The DOE’s estimate above is for the use of hydrogen in the form of electrochemical fuel cells, not gas. Indeed, much of the excitement about hydrogen fuel has centered on the use of fuel cells, particularly to decarbonize the transport sector. For instance, Energy.gov’s Hydrogen Fuel Basics page focuses exclusively on fuel cells.

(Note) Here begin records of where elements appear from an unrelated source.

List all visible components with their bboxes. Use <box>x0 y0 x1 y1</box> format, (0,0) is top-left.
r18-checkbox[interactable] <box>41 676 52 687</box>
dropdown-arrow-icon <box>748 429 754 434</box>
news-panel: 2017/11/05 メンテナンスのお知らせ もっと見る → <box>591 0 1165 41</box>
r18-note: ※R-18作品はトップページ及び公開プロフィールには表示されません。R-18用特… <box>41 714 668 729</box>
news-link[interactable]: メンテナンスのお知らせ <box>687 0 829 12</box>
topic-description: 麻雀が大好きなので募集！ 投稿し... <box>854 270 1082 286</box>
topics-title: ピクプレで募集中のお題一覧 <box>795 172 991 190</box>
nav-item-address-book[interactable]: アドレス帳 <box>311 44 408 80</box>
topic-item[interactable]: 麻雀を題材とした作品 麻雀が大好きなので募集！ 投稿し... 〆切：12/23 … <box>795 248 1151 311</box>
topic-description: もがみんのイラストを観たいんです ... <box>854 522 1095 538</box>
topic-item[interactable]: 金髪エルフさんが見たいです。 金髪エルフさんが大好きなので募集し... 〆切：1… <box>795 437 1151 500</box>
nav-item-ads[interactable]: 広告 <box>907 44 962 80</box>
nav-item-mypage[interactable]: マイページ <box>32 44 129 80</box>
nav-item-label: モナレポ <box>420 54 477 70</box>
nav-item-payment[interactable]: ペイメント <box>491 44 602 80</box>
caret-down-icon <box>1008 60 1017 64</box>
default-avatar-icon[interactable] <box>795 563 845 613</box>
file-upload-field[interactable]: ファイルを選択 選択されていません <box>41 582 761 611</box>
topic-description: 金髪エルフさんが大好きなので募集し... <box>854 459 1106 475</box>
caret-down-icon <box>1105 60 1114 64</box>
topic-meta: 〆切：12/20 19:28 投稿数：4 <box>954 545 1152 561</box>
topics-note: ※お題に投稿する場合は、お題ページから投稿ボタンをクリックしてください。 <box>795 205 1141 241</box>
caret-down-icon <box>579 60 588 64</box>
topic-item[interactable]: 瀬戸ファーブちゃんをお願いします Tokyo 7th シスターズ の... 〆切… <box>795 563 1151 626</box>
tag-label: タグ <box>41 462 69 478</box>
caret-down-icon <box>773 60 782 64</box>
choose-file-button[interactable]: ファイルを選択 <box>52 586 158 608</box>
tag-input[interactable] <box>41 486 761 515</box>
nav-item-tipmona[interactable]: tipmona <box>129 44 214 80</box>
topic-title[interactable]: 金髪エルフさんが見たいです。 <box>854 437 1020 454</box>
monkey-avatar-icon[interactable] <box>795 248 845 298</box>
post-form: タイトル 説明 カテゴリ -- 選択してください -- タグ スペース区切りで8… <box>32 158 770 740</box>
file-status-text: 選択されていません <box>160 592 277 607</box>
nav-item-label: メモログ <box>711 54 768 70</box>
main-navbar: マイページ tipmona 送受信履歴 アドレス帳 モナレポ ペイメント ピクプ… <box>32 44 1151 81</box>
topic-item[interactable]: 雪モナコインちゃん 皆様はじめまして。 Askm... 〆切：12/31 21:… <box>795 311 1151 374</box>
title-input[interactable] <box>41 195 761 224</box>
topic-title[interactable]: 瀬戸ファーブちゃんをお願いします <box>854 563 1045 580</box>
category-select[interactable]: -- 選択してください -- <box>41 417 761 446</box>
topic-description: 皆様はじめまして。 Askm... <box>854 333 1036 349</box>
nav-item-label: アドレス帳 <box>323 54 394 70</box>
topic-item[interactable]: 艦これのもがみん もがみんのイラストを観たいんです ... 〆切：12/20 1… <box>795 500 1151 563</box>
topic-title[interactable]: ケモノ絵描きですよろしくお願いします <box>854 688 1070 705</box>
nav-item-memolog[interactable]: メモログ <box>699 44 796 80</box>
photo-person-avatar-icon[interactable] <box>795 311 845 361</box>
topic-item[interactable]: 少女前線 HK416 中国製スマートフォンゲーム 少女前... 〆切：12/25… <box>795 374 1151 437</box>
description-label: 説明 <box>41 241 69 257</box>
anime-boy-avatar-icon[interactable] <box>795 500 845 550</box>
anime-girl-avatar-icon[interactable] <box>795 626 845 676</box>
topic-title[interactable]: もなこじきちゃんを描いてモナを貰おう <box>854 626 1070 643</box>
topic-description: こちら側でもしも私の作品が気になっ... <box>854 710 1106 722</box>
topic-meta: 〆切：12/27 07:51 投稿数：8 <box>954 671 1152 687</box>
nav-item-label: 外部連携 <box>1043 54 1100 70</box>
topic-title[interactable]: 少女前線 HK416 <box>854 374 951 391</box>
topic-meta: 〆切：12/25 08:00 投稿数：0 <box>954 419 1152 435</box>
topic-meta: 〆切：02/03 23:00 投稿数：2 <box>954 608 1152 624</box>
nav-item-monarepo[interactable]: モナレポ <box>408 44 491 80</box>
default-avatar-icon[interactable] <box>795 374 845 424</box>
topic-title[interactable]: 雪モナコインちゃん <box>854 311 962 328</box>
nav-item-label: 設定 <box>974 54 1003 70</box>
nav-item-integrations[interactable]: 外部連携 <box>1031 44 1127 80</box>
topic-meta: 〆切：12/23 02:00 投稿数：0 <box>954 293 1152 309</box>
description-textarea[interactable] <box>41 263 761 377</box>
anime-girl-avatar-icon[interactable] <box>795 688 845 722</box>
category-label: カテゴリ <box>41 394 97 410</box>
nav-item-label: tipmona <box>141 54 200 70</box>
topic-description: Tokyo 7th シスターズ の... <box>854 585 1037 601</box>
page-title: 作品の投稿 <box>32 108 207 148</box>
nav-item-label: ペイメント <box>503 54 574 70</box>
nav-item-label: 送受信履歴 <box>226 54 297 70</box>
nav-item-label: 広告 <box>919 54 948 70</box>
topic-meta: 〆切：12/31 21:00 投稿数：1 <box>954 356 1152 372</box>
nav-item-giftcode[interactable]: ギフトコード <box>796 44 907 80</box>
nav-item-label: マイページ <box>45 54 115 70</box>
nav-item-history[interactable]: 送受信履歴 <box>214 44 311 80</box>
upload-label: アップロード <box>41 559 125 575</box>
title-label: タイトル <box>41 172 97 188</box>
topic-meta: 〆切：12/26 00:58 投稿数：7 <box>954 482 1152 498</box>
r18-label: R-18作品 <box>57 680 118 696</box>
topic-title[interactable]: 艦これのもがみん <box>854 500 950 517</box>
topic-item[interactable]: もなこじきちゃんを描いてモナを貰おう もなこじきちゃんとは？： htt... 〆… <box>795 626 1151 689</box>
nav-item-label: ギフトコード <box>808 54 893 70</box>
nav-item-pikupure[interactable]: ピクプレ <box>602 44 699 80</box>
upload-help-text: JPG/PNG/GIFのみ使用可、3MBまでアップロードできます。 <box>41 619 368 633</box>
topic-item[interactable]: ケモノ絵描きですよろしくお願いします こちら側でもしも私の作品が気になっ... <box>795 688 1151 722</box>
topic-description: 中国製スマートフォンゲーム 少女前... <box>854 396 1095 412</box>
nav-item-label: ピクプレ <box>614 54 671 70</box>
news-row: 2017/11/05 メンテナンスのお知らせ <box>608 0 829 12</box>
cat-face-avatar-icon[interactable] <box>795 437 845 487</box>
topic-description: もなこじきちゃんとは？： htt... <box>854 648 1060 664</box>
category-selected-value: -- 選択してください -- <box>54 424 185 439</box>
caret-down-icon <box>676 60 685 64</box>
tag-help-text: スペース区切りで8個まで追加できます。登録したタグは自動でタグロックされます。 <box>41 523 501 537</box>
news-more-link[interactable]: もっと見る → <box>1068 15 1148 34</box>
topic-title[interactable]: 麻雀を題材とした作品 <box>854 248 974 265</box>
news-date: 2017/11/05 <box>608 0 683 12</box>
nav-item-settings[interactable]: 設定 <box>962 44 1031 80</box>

Is it going to happen? (Yes!)

While it is important to recognize concerns about current hydrogen production and the extent to which excitement about hydrogen is driven by interest in fuel cells, it is also important to recognize that the promise of RH as a green gas far outstrips its problems. A recent review article notes that “Hydrogen has potential to fill certain energy supply requirements that may not be easily met using battery electric storage, for example for gas boilers in the home, as a fuel for heavy-duty/long-distance vehicles, off-road machinery, back-up capacity for grid electrical supply and as a fuel for global shipping and aviation.” Gas-based storage projects like that in Delta, Utah are of increasing importance as the green energy sector wrestles with the intermittent nature of many renewable resources. And even hydrogen for use in fuel cells needs to be transported, largely by adapting current natural gas transmission infrastructure.

Advances are certainly needed in greening hydrogen production. But, of course, that is a major goal of the hydrogen hub initiative, and Nel’s Michigan plant is part of it’s goal to make green hydrogen as cheap to produce as fossil fuel-derived hydrogen by 2025.

In sum, while it is hard to say exactly to what extent the increasingly climate-friendly energy sector will constitute a “hydrogen economy,” it is easy to see that RH will play some significant role, and gas suppliers are well-advised to consider the part that they can play as the demand for natural gas inevitably dwindles.